Office Open XML/Legacy Implementation
"Office Open XML" is an XML based file format that has been published as ECMA-376. It is used as default file format by Microsoft Office 2007.
There are plans to support this file format in OpenOffice.org for interoperation with Microsoft Office 2007.
There are 3 major types of formats
- WordprocessingML - For word processor documents (file extensions may be docx, docm)
- SpreadsheetML - For spreadsheet documents (file extensions may be xlsx, xlsm)
- PresentationML - For presentation documents (file extensions may be pptx, pptm)
- DrawingML - Used by other markup language to represent graphics data.

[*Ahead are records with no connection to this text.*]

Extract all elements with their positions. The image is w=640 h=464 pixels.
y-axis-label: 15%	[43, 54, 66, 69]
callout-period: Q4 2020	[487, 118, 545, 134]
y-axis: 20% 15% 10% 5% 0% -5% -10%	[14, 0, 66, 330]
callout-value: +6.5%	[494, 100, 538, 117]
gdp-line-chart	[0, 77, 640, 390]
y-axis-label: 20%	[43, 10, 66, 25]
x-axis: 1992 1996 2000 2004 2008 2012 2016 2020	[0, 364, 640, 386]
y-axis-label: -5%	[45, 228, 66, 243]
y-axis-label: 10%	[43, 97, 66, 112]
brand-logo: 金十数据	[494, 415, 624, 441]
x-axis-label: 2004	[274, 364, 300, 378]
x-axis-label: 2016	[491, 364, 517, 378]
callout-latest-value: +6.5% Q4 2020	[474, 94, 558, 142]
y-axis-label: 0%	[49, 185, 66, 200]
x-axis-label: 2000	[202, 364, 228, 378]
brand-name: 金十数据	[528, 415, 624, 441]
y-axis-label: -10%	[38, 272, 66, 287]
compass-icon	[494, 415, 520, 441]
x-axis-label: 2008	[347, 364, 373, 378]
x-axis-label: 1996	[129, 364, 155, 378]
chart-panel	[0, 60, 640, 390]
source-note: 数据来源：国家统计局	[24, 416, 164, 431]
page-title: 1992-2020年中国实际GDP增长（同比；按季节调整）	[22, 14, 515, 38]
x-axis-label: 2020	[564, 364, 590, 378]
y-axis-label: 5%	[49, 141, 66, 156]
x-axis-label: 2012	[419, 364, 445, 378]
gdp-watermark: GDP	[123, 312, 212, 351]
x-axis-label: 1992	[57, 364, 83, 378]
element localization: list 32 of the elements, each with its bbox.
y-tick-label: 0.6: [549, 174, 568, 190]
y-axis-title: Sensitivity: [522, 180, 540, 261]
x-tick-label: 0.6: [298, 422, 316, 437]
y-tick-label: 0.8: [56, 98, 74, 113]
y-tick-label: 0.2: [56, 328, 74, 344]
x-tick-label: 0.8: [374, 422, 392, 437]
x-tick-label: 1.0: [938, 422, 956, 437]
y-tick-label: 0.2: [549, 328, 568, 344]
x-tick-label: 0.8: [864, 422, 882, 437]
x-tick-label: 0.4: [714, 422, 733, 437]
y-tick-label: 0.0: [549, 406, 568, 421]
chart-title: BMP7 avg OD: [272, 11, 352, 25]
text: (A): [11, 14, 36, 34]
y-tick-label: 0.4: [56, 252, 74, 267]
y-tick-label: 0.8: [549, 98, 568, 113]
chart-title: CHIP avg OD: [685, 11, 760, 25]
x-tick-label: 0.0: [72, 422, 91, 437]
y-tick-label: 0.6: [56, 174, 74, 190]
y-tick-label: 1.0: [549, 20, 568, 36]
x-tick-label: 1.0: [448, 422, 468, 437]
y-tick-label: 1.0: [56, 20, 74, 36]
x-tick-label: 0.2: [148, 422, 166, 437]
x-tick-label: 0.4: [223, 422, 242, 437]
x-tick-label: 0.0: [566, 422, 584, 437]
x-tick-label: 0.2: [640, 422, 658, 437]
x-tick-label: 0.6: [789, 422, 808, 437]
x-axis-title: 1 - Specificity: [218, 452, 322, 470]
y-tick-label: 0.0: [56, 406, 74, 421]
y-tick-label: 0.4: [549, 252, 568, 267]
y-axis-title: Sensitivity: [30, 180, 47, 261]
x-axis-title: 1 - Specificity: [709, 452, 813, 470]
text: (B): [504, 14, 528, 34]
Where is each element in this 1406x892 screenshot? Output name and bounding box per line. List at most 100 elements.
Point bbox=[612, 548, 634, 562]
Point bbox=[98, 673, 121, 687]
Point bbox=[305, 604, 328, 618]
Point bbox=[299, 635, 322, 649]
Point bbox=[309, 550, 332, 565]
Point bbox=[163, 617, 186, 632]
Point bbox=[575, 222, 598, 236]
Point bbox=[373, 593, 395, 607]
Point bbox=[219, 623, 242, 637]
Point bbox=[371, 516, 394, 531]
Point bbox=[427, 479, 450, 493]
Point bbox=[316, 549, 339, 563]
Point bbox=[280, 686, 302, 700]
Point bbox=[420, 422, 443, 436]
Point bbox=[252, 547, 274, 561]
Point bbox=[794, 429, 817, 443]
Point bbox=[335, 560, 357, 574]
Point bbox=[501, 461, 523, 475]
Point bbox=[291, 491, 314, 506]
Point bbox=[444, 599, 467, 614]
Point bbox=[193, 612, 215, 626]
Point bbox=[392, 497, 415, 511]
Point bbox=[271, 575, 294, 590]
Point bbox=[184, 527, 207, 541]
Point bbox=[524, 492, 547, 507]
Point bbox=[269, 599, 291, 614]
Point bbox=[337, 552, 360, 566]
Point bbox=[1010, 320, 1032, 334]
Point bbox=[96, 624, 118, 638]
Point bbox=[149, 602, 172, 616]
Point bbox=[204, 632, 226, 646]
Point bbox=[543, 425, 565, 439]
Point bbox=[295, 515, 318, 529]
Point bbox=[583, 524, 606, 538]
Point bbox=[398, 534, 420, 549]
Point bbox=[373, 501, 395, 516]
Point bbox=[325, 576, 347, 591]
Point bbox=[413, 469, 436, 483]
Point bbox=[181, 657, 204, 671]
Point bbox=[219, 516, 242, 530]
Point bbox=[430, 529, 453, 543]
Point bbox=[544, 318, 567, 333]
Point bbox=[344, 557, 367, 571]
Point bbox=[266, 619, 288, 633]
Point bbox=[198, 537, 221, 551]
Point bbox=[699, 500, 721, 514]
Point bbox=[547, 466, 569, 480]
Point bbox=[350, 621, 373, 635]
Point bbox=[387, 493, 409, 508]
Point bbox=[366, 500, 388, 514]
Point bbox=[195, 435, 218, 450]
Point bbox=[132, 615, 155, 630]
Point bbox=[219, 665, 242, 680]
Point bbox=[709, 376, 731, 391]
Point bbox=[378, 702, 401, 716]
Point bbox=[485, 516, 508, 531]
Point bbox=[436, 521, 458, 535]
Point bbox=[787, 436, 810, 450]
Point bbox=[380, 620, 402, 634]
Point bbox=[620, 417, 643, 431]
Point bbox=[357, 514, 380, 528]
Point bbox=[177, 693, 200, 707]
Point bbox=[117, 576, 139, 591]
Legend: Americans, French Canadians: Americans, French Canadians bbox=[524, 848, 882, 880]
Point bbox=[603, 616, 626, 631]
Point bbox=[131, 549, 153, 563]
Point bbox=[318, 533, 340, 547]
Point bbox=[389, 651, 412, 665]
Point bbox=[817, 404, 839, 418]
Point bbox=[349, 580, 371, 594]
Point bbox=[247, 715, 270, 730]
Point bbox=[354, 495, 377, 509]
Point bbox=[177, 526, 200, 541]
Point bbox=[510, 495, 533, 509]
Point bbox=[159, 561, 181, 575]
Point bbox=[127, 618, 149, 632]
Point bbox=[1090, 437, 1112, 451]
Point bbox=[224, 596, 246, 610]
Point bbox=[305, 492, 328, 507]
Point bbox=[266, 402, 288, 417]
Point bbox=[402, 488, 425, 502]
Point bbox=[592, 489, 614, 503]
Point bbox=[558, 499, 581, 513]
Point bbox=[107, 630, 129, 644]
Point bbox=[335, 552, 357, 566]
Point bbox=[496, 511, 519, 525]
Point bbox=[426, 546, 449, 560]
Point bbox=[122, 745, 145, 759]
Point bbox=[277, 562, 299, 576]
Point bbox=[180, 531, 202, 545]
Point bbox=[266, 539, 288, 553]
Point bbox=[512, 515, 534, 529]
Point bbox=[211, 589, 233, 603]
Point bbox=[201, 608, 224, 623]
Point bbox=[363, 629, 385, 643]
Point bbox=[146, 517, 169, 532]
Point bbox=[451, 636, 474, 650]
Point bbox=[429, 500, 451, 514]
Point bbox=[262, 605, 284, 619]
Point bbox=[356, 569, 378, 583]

- VML - A legacy vector markup.
OpenXML document is a package that consists of a flat collection of "parts". Each "part" has a case-insensitive part name that consists of a slash (/) delimited sequence of segment names such as "/pres/slides/slide1.xml".
For the most part, the ZIP compression is used to package the parts, in which case the term "package" refers to the ZIP archive, and the parts refer to the individual files archived within. The part name in this case is the file path within the archive.
Each part also has a content type, and /[Content_Types].xml provides the content type of each part within the archive.
Packages and parts can contains explicit relationships to other parts as well as to external resources. Every explicit relationship has an ID and a type, and relationship types are named using URIs.
The set of explicit relationships for each package or part is stored in a relationship part whose name (or path) follows a specific convention e.g. the relationship part for a part called "/a/b/c.xml" is called "/a/b/_rels/c.xml.rels". As a special case, the relationship part for the package as a whole is called "/_rels/.rels".
There is some code in the oox module (OOX) from the Xml project. Its initial version from the CWS xmlfilter02 has been integrated into SRC680_m243. The continuing CWS is xmlfilter03 in SRC680. (view the workspace on EIS)
To fetch the oox code from CVS (using CVSROOT is set properly):
cvs co -r cws_src680_xmlfilter03 -d oox xml/oox
One important note: we use the term fragment in the name of our source files to correspond with what the standard calls part. For instance, the source file that contains class definition that handles the workbook part in SpreadsheetML is called workbookfragment.cxx. This convention is prevalent across all application types within oox module.
Bonsai is also convenient to follow the changes:
Word document import is in the writerfilter module.